Mais consequentes são as brincadeiras que cruzam o enredo do filme com os acontecimentos da época. No momento em que o presidente Richard Nixon fala na TV sobre a crise do petróleo, Gary Valentine vê no jornal um anúncio do filme pornográfico Garganta profunda. Como se sabe, “Garganta Profunda” era o codinome do informante que revelou a jornalistas o escândalo Watergate, que derrubaria Nixon em 1974.
Imersão cultural
Essas referências histórico-cinéfilas cruzadas enriquecem o filme, mas não são imprescindíveis para a sua fruição. Mais vale deixar-se levar pela extrema desenvoltura com que Paul Thomas Anderson conduz o público de um episódio a outro, em situações sempre imprevisíveis e com desfechos surpreendentes.
Colchões d’água, fliperamas, restaurantes japoneses (então uma novidade nos EUA), cinemas de rua, sob uma trilha sonora que vai de Chuck Berry a Sonny & Cher, de Paul McCartney a The Doors, tudo isso propicia uma imersão na cultura cotidiana da época, reforçada pela textura da imagem captada em película, procedimento raro no cinema de hoje.
Sutileza nas cenas de amor: duas mãos que se aproximam, vistas de baixo através de um colchão d’água transparente; duas pernas que quase se roçam embaixo da mesa; uma conversa telefônica em que só se ouve a respiração do outro lado da linha. Contundência nas cenas de humor: uma mulher na garupa de uma moto, a moto arranca e sai de quadro, a mulher se estatela de costas no chão, como num filme de Buster Keaton.
Amor e humor indissociáveis na sequência em que os amantes correm um em direção ao outro, numa paródia de cena romântica clássica, e ao se encontrarem mais se trombam do que se abraçam, saindo também de quadro, sob os olhos espantados de uma bilheteira de cinema.
Nada disso teria efeito se não fosse a feliz escolha dos protagonistas, ambos estreantes em longa-metragem. Cooper Hoffman é filho de Philip Seymour Hoffman (1967-2014), ator favorito de Paul Thomas Anderson e um de seus grandes amigos. (O cineasta disse que havia “dirigido” o pequeno Cooper em inúmeros filmes domésticos.) Alana Haim, por sua vez, é cantora, compositora e instrumentista da banda de pop-rock Haim, junto com suas duas irmãs mais velhas. A família da personagem, no filme, é de fato a família da atriz na “vida real”.
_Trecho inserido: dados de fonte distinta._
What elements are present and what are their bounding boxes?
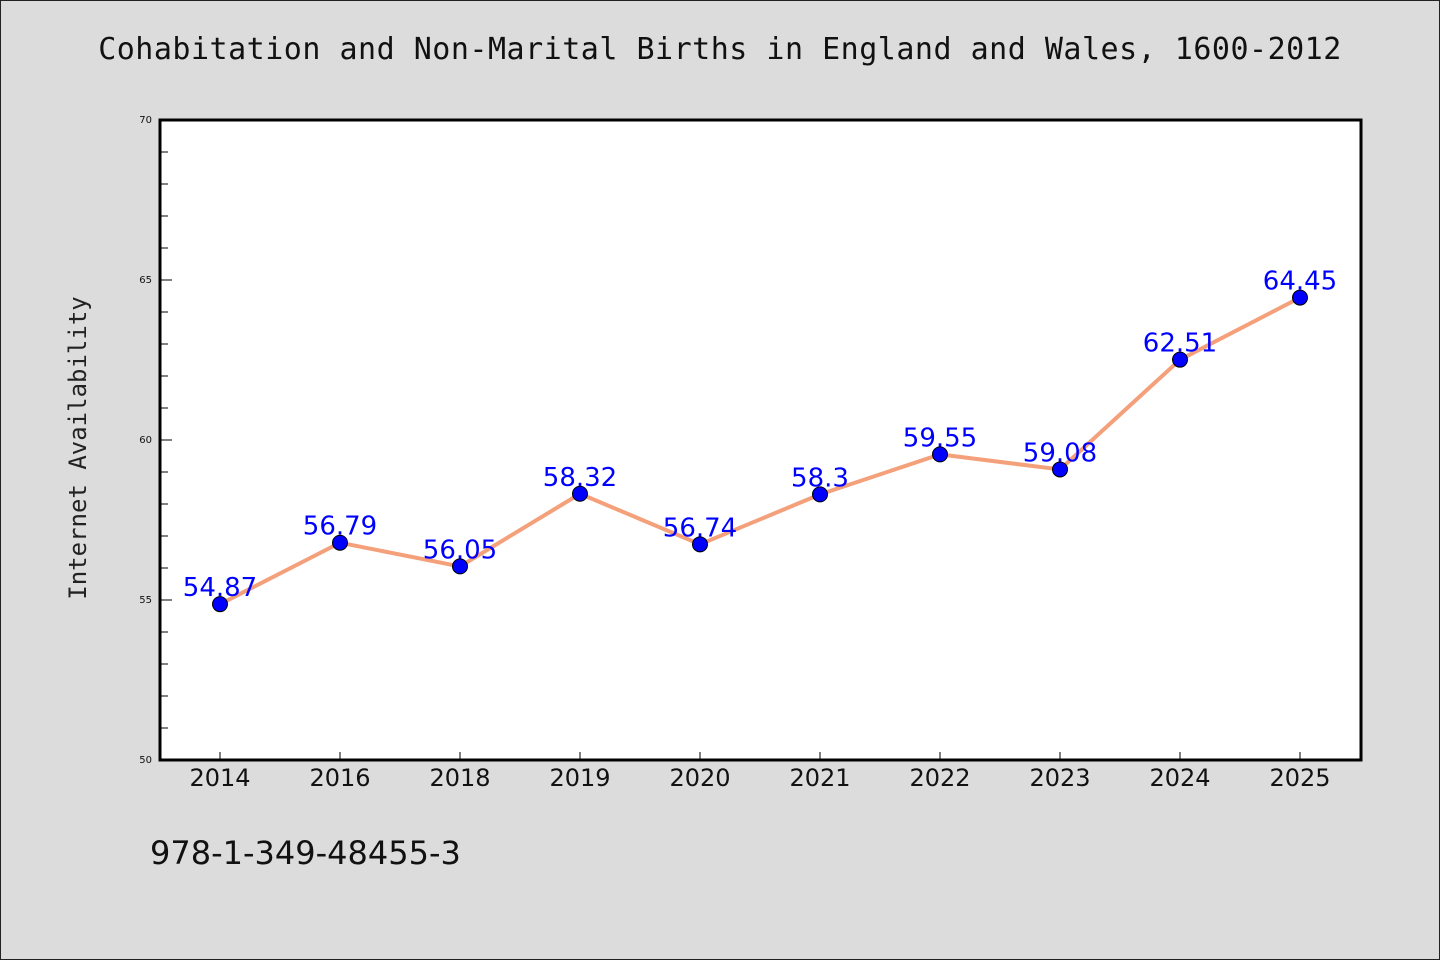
x-tick-label: 2025 <box>1269 764 1330 792</box>
y-tick-label: 60 <box>139 435 152 446</box>
data-label: 59.08 <box>1023 438 1097 468</box>
data-point <box>1292 289 1308 306</box>
data-label: 56.74 <box>663 513 737 543</box>
y-tick-label: 65 <box>139 275 152 286</box>
x-tick-label: 2023 <box>1029 764 1090 792</box>
data-label: 62.51 <box>1143 329 1217 359</box>
data-point <box>692 536 708 553</box>
data-point <box>1052 461 1068 478</box>
data-point <box>1172 351 1188 368</box>
data-point <box>812 486 828 503</box>
x-axis-ticks: 2014 2016 2018 2019 2020 2021 2022 2023 2024 2025 <box>189 752 1331 792</box>
data-label: 56.79 <box>303 512 377 542</box>
data-label: 54.87 <box>183 573 257 603</box>
chart-title: Cohabitation and Non-Marital Births in E… <box>98 32 1342 67</box>
series-line <box>219 295 1301 606</box>
x-tick-label: 2020 <box>669 764 730 792</box>
x-tick-label: 2022 <box>909 764 970 792</box>
data-point <box>572 485 588 502</box>
data-labels: 54.87 56.79 56.05 58.32 56.74 58.3 59.55 59.08 6… <box>183 267 1337 604</box>
y-axis-ticks: 50 55 60 65 70 <box>139 115 172 766</box>
data-point <box>212 596 228 613</box>
data-label: 64.45 <box>1263 267 1337 297</box>
data-label: 56.05 <box>423 535 497 565</box>
plot-area <box>158 118 1363 762</box>
x-tick-label: 2014 <box>189 764 250 792</box>
data-label: 59.55 <box>903 423 977 453</box>
x-tick-label: 2019 <box>549 764 610 792</box>
y-tick-label: 55 <box>139 595 152 606</box>
x-tick-label: 2018 <box>429 764 490 792</box>
data-points <box>212 289 1308 613</box>
y-axis-label: Internet Availability <box>64 296 92 599</box>
y-minor-ticks <box>160 151 168 729</box>
data-label: 58.32 <box>543 463 617 493</box>
x-tick-label: 2021 <box>789 764 850 792</box>
data-label: 58.3 <box>791 463 849 493</box>
x-tick-label: 2024 <box>1149 764 1210 792</box>
data-point <box>932 446 948 463</box>
y-tick-label: 50 <box>139 755 152 766</box>
series-line-group <box>219 295 1301 606</box>
x-tick-label: 2016 <box>309 764 370 792</box>
footer-isbn: 978-1-349-48455-3 <box>150 834 461 872</box>
data-point <box>332 534 348 551</box>
data-point <box>452 558 468 575</box>
y-tick-label: 70 <box>139 115 152 126</box>
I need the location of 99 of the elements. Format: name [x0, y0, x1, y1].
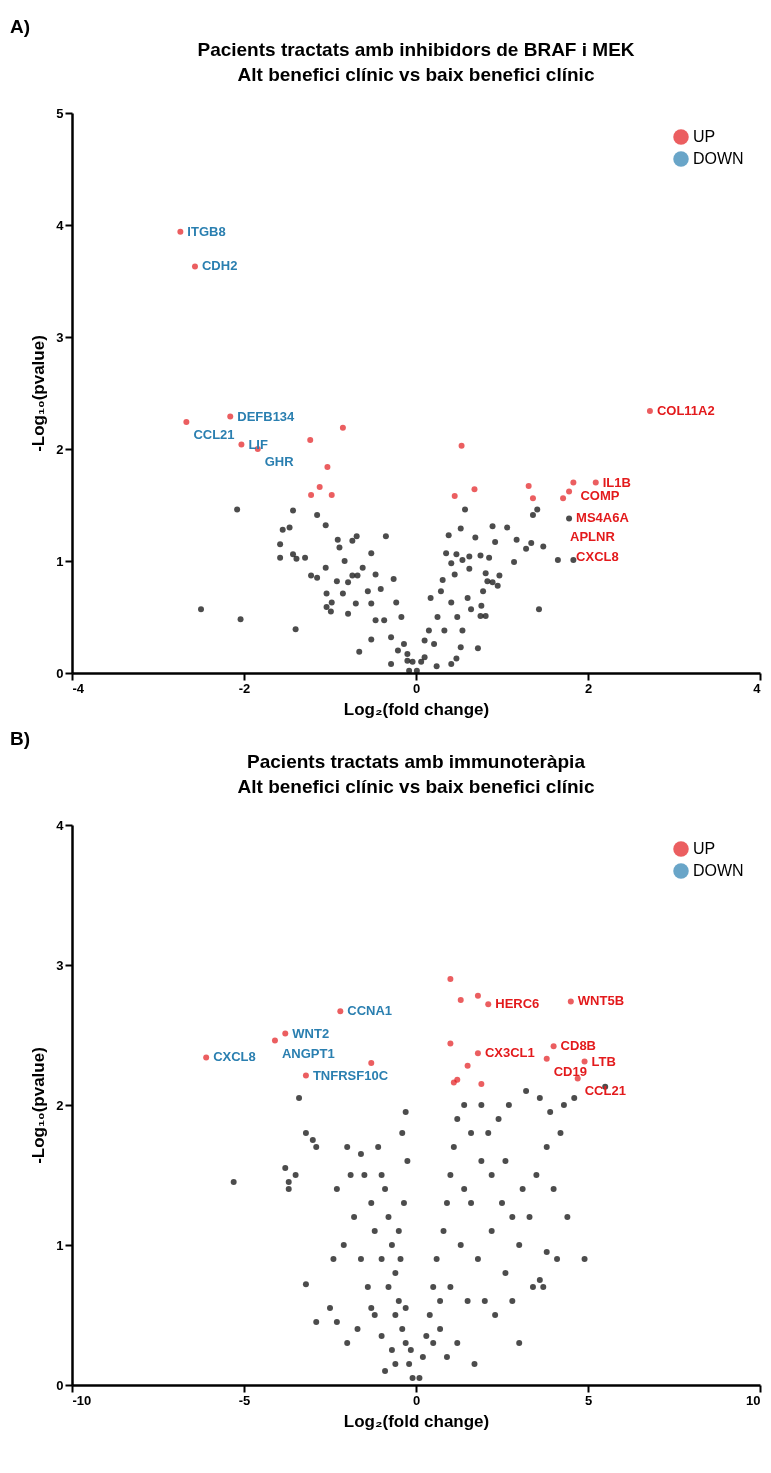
annotation: CD8B — [560, 1038, 597, 1054]
annotation: WNT2 — [292, 1025, 330, 1041]
annotation: GHR — [264, 454, 295, 469]
annotation: MS4A6A — [576, 509, 630, 525]
y-axis-title: -Log₁₀(pvalue) — [29, 1047, 49, 1164]
point — [302, 1072, 309, 1079]
chart-subtitle: Alt benefici clínic vs baix benefici clínic — [237, 64, 595, 85]
x-tick-label: -5 — [238, 1392, 251, 1408]
annotation: IL1B — [602, 474, 631, 490]
point — [567, 998, 574, 1005]
point — [478, 1081, 485, 1087]
point — [471, 486, 478, 493]
point — [271, 1037, 278, 1044]
annotation: CCL21 — [584, 1083, 626, 1099]
point — [592, 479, 599, 486]
annotation: CD19 — [553, 1063, 587, 1079]
x-tick-label: -4 — [72, 680, 85, 696]
x-tick-label: -2 — [238, 680, 251, 696]
point — [308, 491, 315, 498]
annotation: HERC6 — [495, 996, 540, 1012]
point — [570, 479, 577, 486]
y-axis-title: -Log₁₀(pvalue) — [29, 335, 49, 452]
point — [337, 1008, 344, 1015]
legend-label: DOWN — [693, 150, 744, 167]
point — [339, 424, 346, 431]
point — [227, 413, 234, 420]
point — [368, 1060, 375, 1066]
x-tick-label: 10 — [746, 1392, 761, 1408]
point — [324, 463, 331, 470]
text: A) — [10, 16, 31, 37]
annotation: TNFRSF10C — [312, 1067, 389, 1083]
annotation: WNT5B — [577, 993, 625, 1009]
annotation: CX3CL1 — [484, 1045, 535, 1061]
x-axis-title: Log₂(fold change) — [343, 1411, 490, 1431]
y-tick-label: 2 — [56, 1097, 64, 1113]
x-tick-label: 5 — [584, 1392, 593, 1408]
y-tick-label: 4 — [56, 217, 65, 233]
annotation: LIF — [248, 436, 268, 452]
y-tick-label: 2 — [56, 441, 64, 457]
chart-title: Pacients tractats amb immunoteràpia — [247, 751, 586, 772]
chart-subtitle: Alt benefici clínic vs baix benefici clínic — [237, 776, 595, 797]
point — [282, 1030, 289, 1037]
annotation: LTB — [591, 1053, 616, 1069]
y-tick-label: 3 — [56, 957, 64, 973]
point — [543, 1055, 550, 1062]
point — [525, 482, 532, 489]
legend-label: UP — [693, 128, 716, 145]
annotation: CXCL8 — [576, 549, 619, 565]
point — [581, 1058, 588, 1065]
y-tick-label: 3 — [56, 329, 64, 345]
x-tick-label: 2 — [584, 680, 593, 696]
point — [307, 437, 314, 444]
y-tick-label: 4 — [56, 817, 65, 833]
annotation: APLNR — [570, 529, 616, 545]
x-axis-title: Log₂(fold change) — [343, 699, 490, 719]
annotation: ITGB8 — [187, 223, 226, 239]
annotation: CCNA1 — [347, 1003, 393, 1019]
point — [450, 1079, 457, 1086]
annotation: ANGPT1 — [281, 1045, 335, 1061]
legend-label: DOWN — [693, 862, 744, 879]
point — [451, 493, 458, 500]
point — [191, 263, 198, 270]
point — [485, 1001, 492, 1008]
annotation: COMP — [580, 487, 620, 503]
annotation: CDH2 — [201, 258, 238, 274]
y-tick-label: 0 — [56, 665, 64, 681]
point — [203, 1054, 210, 1061]
point — [458, 442, 465, 449]
y-tick-label: 5 — [56, 105, 64, 121]
point — [474, 1050, 481, 1057]
point — [566, 488, 573, 495]
point — [447, 1040, 454, 1047]
point — [457, 997, 464, 1003]
annotation: CCL21 — [193, 427, 235, 443]
y-tick-label: 0 — [56, 1377, 64, 1393]
annotation: CXCL8 — [213, 1049, 256, 1065]
x-tick-label: -10 — [72, 1392, 92, 1408]
point — [474, 992, 481, 999]
x-tick-label: 0 — [412, 1392, 421, 1408]
chart-title: Pacients tractats amb inhibidors de BRAF i MEK — [197, 39, 635, 60]
point — [328, 491, 335, 498]
point — [447, 976, 454, 982]
point — [550, 1043, 557, 1050]
point — [183, 419, 190, 426]
y-tick-label: 1 — [56, 553, 64, 569]
legend-label: UP — [693, 840, 716, 857]
x-tick-label: 0 — [412, 680, 421, 696]
annotation: COL11A2 — [656, 402, 715, 418]
y-tick-label: 1 — [56, 1237, 64, 1253]
point — [529, 495, 536, 502]
point — [177, 228, 184, 235]
text: B) — [10, 728, 31, 749]
point — [316, 484, 323, 491]
x-tick-label: 4 — [753, 680, 762, 696]
point — [646, 407, 653, 414]
annotation: DEFB134 — [237, 408, 296, 424]
point — [238, 441, 245, 448]
point — [560, 495, 567, 502]
point — [464, 1062, 471, 1069]
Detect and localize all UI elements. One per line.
Para quem se pergunta de onde vem o título: licorice pizza (pizza de alcaçuz) era a gíria americana para os LPs de vinil (como “bolachão”, no Brasil) e acabou batizando uma rede de lojas de discos. Nesse título está contida toda uma sinestesia entre visão, audição e paladar.
Geraldo Sarno
A covid-19 levou no último dia 22 mais um grande artista brasileiro, o cineasta baiano Geraldo Sarno (1938-2022), interrompendo uma rica produção que começou com o documentário Viramundo (1965) e se encerrou com o extraordinário Sertânia (2019), que comentei há um ano.
O tema essencial de Sarno, abordado sempre com integridade e paixão, era o sertão nordestino: a terra, o homem, a luta, como no clássico de Euclides da Cunha. Sertânia, verdadeiro compêndio desse universo, está disponível para compra ou aluguel no Youtube. E na televisão o canal Curta! exibe a série documental “A linguagem do cinema”, sobre filmes brasileiros marcantes, dirigida e apresentada por Sarno.